Mahfud meminta agar dipilih jaksa terbaik dan dikarantina untuk menghindari teror.

"Kita sudah koordinasi dengan jampidum agar dipilih jaksa terbaik dan dikarantina agar tidak ada yang meneror, menghubungi dan sebagainya dan itu sudah dilakukan," ujarnya.

Mahfud mengatakan kepercayaan terhadap Kapolri Jenderal Listyo Sigit meningkat saat proses penanganan kasus Sambo. Menurutnya, Jenderal Sigit tegas saat mengambil langkah selama perkara Sambo.

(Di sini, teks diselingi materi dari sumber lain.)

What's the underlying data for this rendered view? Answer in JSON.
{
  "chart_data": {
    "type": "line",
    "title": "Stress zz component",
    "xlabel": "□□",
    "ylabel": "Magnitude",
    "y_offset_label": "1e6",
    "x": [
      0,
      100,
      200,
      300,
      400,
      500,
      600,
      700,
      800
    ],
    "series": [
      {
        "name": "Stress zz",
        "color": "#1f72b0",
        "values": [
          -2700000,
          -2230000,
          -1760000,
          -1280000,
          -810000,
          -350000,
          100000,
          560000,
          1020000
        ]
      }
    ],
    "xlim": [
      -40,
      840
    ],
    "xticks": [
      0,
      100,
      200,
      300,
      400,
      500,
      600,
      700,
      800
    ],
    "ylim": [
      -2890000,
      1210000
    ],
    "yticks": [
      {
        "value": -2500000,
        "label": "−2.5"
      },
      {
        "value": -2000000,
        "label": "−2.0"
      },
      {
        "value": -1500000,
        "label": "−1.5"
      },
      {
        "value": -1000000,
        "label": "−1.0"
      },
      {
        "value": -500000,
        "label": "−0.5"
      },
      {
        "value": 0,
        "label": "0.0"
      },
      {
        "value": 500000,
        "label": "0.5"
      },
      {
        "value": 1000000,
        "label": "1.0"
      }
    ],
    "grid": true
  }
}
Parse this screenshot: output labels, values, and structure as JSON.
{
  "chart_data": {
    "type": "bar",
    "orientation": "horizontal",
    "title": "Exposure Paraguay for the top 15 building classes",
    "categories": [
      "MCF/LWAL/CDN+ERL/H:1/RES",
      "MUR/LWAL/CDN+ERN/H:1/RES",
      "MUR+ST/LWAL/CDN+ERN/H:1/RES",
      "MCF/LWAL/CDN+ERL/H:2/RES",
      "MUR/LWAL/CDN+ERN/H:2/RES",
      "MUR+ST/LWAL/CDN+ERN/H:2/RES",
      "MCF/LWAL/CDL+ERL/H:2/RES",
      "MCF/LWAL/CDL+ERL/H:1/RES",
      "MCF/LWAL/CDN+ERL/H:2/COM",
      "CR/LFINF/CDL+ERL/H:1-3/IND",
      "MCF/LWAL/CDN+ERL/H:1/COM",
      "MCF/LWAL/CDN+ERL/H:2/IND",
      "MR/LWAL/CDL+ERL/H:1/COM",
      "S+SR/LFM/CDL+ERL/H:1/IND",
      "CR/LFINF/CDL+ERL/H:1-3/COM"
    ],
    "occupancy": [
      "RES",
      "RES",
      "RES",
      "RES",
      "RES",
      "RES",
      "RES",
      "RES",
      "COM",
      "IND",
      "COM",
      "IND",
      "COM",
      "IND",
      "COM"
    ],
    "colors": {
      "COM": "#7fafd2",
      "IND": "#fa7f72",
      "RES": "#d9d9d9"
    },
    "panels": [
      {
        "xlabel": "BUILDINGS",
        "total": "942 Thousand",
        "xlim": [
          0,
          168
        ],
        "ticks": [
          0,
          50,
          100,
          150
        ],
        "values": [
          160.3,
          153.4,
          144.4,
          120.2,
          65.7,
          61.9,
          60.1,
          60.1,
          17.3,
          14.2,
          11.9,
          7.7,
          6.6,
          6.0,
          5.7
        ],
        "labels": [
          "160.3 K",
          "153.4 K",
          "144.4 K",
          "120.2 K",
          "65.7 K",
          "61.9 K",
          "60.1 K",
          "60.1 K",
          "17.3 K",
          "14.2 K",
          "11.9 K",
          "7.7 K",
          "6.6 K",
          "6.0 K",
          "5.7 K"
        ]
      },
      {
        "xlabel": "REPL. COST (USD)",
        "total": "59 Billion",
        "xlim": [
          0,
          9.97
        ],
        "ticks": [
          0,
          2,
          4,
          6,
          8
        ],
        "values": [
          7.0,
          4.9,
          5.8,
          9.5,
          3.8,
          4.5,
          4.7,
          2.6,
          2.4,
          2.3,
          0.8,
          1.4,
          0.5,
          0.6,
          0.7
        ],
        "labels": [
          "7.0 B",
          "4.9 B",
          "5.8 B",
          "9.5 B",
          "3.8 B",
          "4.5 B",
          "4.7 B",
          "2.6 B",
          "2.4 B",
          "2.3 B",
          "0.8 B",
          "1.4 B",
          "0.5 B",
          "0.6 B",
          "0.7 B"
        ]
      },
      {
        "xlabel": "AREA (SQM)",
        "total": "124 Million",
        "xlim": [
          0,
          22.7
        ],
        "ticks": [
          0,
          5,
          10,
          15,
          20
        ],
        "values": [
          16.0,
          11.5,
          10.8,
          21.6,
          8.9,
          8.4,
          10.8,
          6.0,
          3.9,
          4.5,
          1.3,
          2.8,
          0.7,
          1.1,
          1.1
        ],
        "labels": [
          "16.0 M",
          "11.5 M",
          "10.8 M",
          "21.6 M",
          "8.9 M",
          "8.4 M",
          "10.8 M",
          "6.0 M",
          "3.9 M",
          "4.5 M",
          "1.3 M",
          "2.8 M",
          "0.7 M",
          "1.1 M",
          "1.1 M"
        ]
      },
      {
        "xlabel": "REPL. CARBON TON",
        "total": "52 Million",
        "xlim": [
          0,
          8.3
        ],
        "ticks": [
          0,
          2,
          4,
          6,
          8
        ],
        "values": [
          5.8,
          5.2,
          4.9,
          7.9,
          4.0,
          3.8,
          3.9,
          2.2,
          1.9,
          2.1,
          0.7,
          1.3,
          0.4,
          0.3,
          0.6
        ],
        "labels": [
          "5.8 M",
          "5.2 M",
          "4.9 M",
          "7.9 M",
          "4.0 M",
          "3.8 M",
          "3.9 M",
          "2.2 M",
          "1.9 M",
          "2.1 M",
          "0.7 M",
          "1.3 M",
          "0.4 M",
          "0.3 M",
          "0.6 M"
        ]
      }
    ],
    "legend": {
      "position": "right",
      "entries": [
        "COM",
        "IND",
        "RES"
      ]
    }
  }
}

"Dari perjalanan kasus ini kita sebenarnya bisa mengambil kesimpulan yang sejajar temuan Pak Burhan (Direktur Eksekutif Indikator Politik Burhanudin Muhtadi) tadi, kepercayaan terhadap Polri itu naik, tetapi berbeda kepercayaan terhadap institusi dan Kapolri. Kepercayaan terhadap Kapolri lebih tinggi daripada kepercayaan terhadap institusinya. Nah menurut saya ini benar karena bagaimanapun kasus Sambo itu bisa saja tersendat atau berbelok kalau Kapolri tidak tegas," kata dia.

"Jadi di sini Kapolri selalu menyesuaikan dengan aspirasi masyarakat misalnya bahwa skenarionya harus diubah dari tembak menembak menjadi pembunuhan, bahwa harus diautopsi ulang, itu Polri mengikuti terus tuh dan dilakukan. Termasuk aspirasi masyarakat agar misalnya Putri itu ditahan," imbuhnya.

Mahfud berharap Kejagung dapat menjalankan proses hukum Sambo dengan baik karena menyangkut masalah kemanusiaan.

"Oleh sebab itu, kita harapan ini juga bisa terjadi di Kejaksaan Agung dan kita kawal karena ini menyangkut masalah kemanusiaan. Kalau korupsi barangkali masih bisa main-main dengan korupsi orang yang mengawasi itu, kalau ini mudah-mudahan semuanya tersentuh, ini masalah kemanusiaan," kata dia.



Simak Video "Mahfud Sebut Sopir Istri Sambo Jadi Tersangka Ketiga Kasus Brigadir J"
[Gambas:Video 20detik]
(skm/skm)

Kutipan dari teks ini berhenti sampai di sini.